No sul, perto da cidade portuária de Kherson, controlada pela Rússia, as forças ucranianas obtiveram uma série de pequenos ganhos no mês passado. E embora analistas militares digam que essas vitórias incrementais são um sinal de uma contra-ofensiva mais ampla, oficiais militares ucranianos minimizaram os combates e reconheceram que o foco está no leste.
Kyiv tem frequentemente pedido mais armas e munições fornecidas pelo Ocidente. E enquanto alguns chegaram à frente e se mostraram bem-sucedidos em combate, especialmente o recém-chegado sistema de lançamento de múltiplos foguetes HIMARS dos Estados Unidos, qualquer sucesso ucraniano de longo prazo no campo de batalha exigiria muito mais.
“Há um problema com a munição”, disse o Coronel Bereza. “Por exemplo, para o nosso tiro, eles disparariam 50 tiros. Como você pode lutar contra isso?”
Mas disse que a situação melhorou um pouco, e que “esperamos a ajuda do Ocidente com artilharia, com máquinas”.
A escassez de munição nas forças armadas ucranianas, especialmente para suas peças de artilharia de longo alcance da era soviética, deixou suas forças em transição entre esse armamento e equipamentos mais novos, fornecidos pelo Ocidente, que exigem treinamento extensivo. Os Estados Unidos e seus aliados estão fornecendo esse treinamento fora da Ucrânia, mas o ritmo não está atendendo à demanda, e alguns dos treinados foram mortos ou feridos.
Um oficial ucraniano que trabalha com obuses M777 fornecidos pelos EUA disse que vários oficiais e artilheiros treinados na Letônia foram mortos ou feridos durante os combates.

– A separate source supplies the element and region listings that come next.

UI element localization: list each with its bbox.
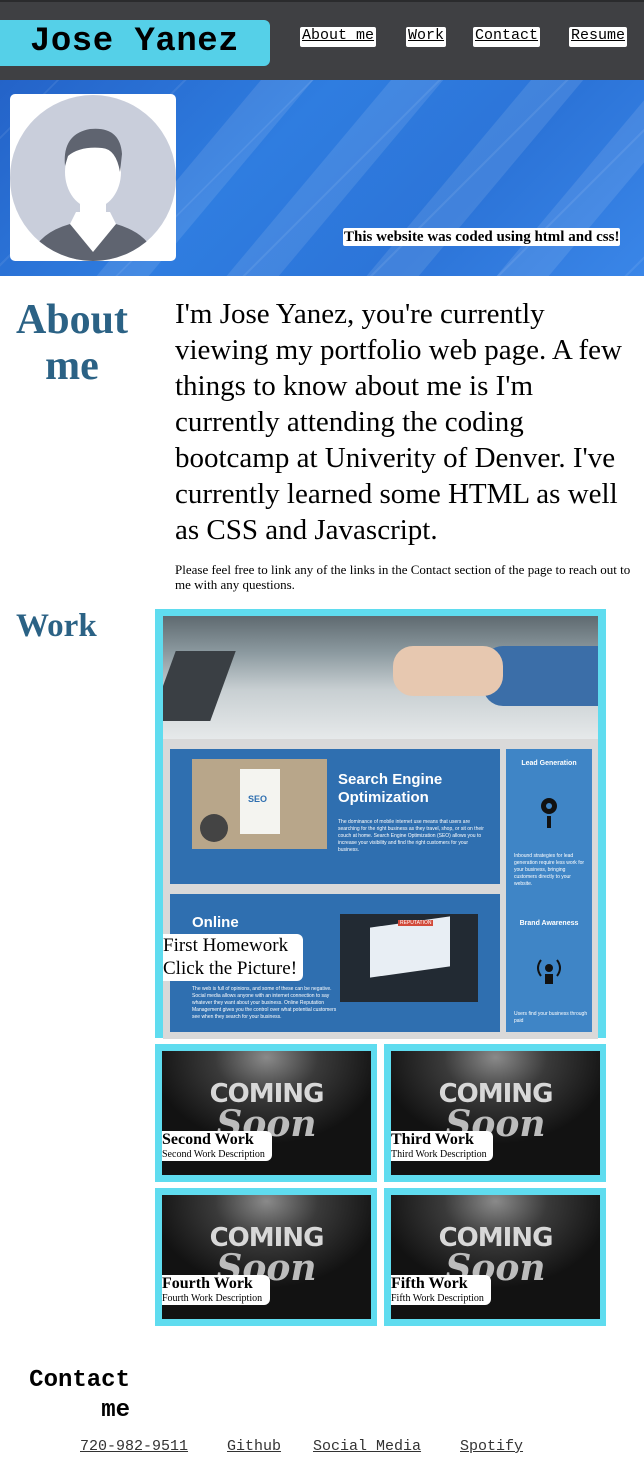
contact-social-media-link[interactable]: Social Media: [313, 1438, 421, 1455]
contact-title: Contact me: [14, 1366, 130, 1426]
contact-title-line1: Contact: [29, 1367, 130, 1394]
featured-work-card[interactable]: SEO Search Engine Optimization The domin…: [155, 609, 606, 1039]
nav-link-resume[interactable]: Resume: [569, 27, 628, 47]
site-header: Jose Yanez About me Work Contact Resume: [0, 0, 644, 80]
hero-stripe: [476, 80, 644, 276]
work-caption: Fourth Work Fourth Work Description: [162, 1275, 270, 1305]
contact-title-line2: me: [101, 1397, 130, 1424]
featured-work-caption: First Homework Click the Picture!: [163, 934, 303, 981]
work-description: Second Work Description: [162, 1149, 265, 1160]
work-description: Third Work Description: [391, 1149, 487, 1160]
contact-spotify-link[interactable]: Spotify: [460, 1438, 523, 1455]
seo-heading: Search Engine Optimization: [338, 771, 443, 806]
nav-link-about[interactable]: About me: [300, 27, 377, 47]
work-title: Fifth Work: [391, 1275, 468, 1292]
hand-shape: [393, 646, 503, 696]
reputation-photo: REPUTATION: [340, 914, 478, 1002]
work-description: Fourth Work Description: [162, 1293, 263, 1304]
avatar: [10, 94, 176, 261]
contact-phone-link[interactable]: 720-982-9511: [80, 1438, 188, 1455]
seo-label: SEO: [248, 794, 268, 804]
reputation-label: REPUTATION: [398, 920, 434, 926]
work-title: Fourth Work: [162, 1275, 253, 1292]
about-paragraph: I'm Jose Yanez, you're currently viewing…: [175, 298, 622, 546]
hero-caption: This website was coded using html and cs…: [343, 228, 621, 246]
featured-work-subtitle: Click the Picture!: [163, 958, 298, 979]
work-caption: Second Work Second Work Description: [162, 1131, 272, 1161]
work-card-2[interactable]: COMING Soon Second Work Second Work Desc…: [155, 1044, 377, 1182]
seo-panel: SEO Search Engine Optimization The domin…: [170, 749, 500, 884]
online-body: The web is full of opinions, and some of…: [192, 986, 337, 1020]
work-title: Second Work: [162, 1131, 254, 1148]
work-card-5[interactable]: COMING Soon Fifth Work Fifth Work Descri…: [384, 1188, 606, 1326]
lead-gen-heading: Lead Generation: [521, 760, 577, 767]
work-caption: Fifth Work Fifth Work Description: [391, 1275, 491, 1305]
work-card-4[interactable]: COMING Soon Fourth Work Fourth Work Desc…: [155, 1188, 377, 1326]
lead-gen-body: Inbound strategies for lead generation r…: [514, 853, 585, 887]
side-panel: Lead Generation Inbound strategies for l…: [506, 749, 592, 1032]
seo-body: The dominance of mobile internet use mea…: [338, 819, 484, 853]
nav-link-contact[interactable]: Contact: [473, 27, 541, 47]
site-logo[interactable]: Jose Yanez: [0, 20, 270, 66]
about-note: Please feel free to link any of the link…: [175, 562, 631, 592]
logo-text: Jose Yanez: [30, 23, 240, 61]
broadcast-icon: [537, 959, 561, 984]
nav-link-work[interactable]: Work: [406, 27, 447, 47]
about-title: About me: [15, 297, 129, 389]
work-title: Work: [16, 608, 97, 644]
work-description: Fifth Work Description: [391, 1293, 484, 1304]
work-card-3[interactable]: COMING Soon Third Work Third Work Descri…: [384, 1044, 606, 1182]
work-title: Third Work: [391, 1131, 474, 1148]
avatar-placeholder-icon: [10, 95, 176, 261]
online-heading: Online: [192, 914, 239, 931]
brand-awareness-body: Users find your business through paid: [514, 1011, 588, 1024]
cup-shape: [200, 814, 228, 842]
brand-awareness-heading: Brand Awareness: [519, 920, 579, 927]
featured-work-title: First Homework: [163, 935, 289, 956]
contact-github-link[interactable]: Github: [227, 1438, 281, 1455]
gear-icon: [541, 798, 557, 828]
work-caption: Third Work Third Work Description: [391, 1131, 493, 1161]
laptop-shape: [163, 651, 236, 721]
office-photo: [163, 616, 598, 739]
seo-photo: SEO: [192, 759, 327, 849]
hero-banner: This website was coded using html and cs…: [0, 80, 644, 276]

“A artilharia do inimigo trabalhava 24 horas por dia, 7 dias por semana, e nossa artilharia podia fazer algo três ou quatro vezes por dia”, disse Olena, uma médica militar que se recusou a fornecer seu sobrenome por questões de segurança. “E então pode errar o alvo. Houve problemas com a correção do incêndio.”
Para ambos os lados, o apoio aéreo tem sido principalmente uma parte secundária dos combates em Donbas, ou mesmo ausente. A Rússia e a Ucrânia têm defesas aéreas significativas no leste, o que significa que a maioria dos jatos e helicópteros precisa voar perigosamente baixo para fornecer um mínimo de apoio às forças terrestres. Isso deixou as forças russas disparando mísseis de cruzeiro para atingir as principais infraestruturas atrás das linhas de frente.
Nos últimos dias, disse o Estado Maior das Forças Armadas da Ucrânia, suas forças realizaram mais de uma dúzia de missões aéreas no sul e leste da Ucrânia, destruindo alguns equipamentos russos. Na semana passada, um avião de ataque ao solo Su-24 ucraniano foi visto voando no nível das copas das árvores em direção a Lysychansk, uma raridade no Donbas.
A reportagem foi contribuída por Richard Perez-Pena e Alexandra E. Petri de nova York; Valerie Hopkins, Maria Varenikova e Kamila Hrabchuk de Kyiv; Matthew Mpoke Bigg de Londres e Natalia Yermak de Lviv, Ucrânia.